4.9. In Vivo and Ex Vivo Imaging of VP-DOX-PLs in MIA PaCa-2 Tumor-Bearing Mice
To determine the accumulation of VP-DOX-PLs in the tumor, in vivo and ex vivo imaging of VP-DOX-PLs after intravenous injection was performed using the FOBI system. For the subcutaneous tumor model, 5-week-old female Balb/C nude mice were injected in the lower flank with MIA PaCa-2 cells (1 × 106 cells per mouse) (Raonbio, Seoul, Korea). When the volume of tumor reached 150 mm3, VP-DOX-PLs were intravenously injected for a biodistribution study. The biodistribution of VP-DOX-PLs was monitored using the FOBI system through an NIR filter (Fluorescence labeled Organism Bioimaging, NeoScience, Suwon, Korea), and the intensity of the fluorescence signal was quantified by NEOimage software (NeoScience, Suwon, Korea). At 24 h post-injection, tumors and major organs, including the heart, lung, spleen, liver, and kidneys, were excised and imaged with an FOBI system.
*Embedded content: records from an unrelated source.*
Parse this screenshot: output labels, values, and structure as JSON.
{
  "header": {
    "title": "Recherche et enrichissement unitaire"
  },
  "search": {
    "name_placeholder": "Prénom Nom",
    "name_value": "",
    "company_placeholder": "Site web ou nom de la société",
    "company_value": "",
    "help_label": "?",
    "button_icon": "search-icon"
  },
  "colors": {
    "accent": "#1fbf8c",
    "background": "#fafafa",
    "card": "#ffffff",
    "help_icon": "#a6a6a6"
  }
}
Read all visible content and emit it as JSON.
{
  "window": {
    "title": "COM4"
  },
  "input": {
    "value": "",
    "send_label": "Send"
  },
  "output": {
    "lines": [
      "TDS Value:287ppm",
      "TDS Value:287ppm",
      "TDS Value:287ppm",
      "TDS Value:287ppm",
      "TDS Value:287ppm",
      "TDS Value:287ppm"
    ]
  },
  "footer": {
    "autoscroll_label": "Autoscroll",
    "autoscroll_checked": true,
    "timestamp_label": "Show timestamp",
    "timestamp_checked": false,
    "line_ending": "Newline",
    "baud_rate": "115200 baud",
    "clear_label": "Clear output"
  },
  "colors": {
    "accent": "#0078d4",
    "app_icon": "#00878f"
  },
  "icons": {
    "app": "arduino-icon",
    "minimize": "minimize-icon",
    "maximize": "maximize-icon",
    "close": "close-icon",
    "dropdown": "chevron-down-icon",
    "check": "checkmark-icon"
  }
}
4.10. Anti-Tumor Effects of VP-DOX-PLs with US Irradiation
To investigate the anti-tumor effects of VP-DOX-PLs, MIA PaCa-2 cells (1 × 106) were injected subcutaneously into 5-week-old female Balb/C nude mice (n = 3, Raonbio, Seoul, Korea). When the tumor volume reached (30–50) mm3, each group of mice were intravenously injected at an equivalent dose of 5 mg/kg of doxorubicin and 1 mg/kg of verteporfin three times every two days. For ultrasound-positive groups, tumors were irradiated by the ultrasound (2.0 W/cm2, 50% duty cycle, 1 min per mouse) soon after i.v. injection. The volume of the tumor was measured by an external caliper based on the following formula: tumor volume = (length × width2)/2. The body weights were monitored during the experiment. At the end of the experiment, mice were sacrificed, and the tumors and major organs were examined for histological analysis. For histological analysis, a part of the excised tumors and major organs were fixed in 4% paraformaldehyde, embedded in paraffin, sectioned (5 μm), and stained with an H&E and TUNEL assay kit following the manufacturer’s protocols.
4.11. Statistical Analysis
All experimental data obtained from the cultured cells and animals are expressed as the mean ± standard error from at least 3 independent experiments. The statistical significance of the difference between experimental and control groups was determined by Student’s t-test. Statistical significance was established at p < 0.05, and significant differences are shown by asterisks in the figures.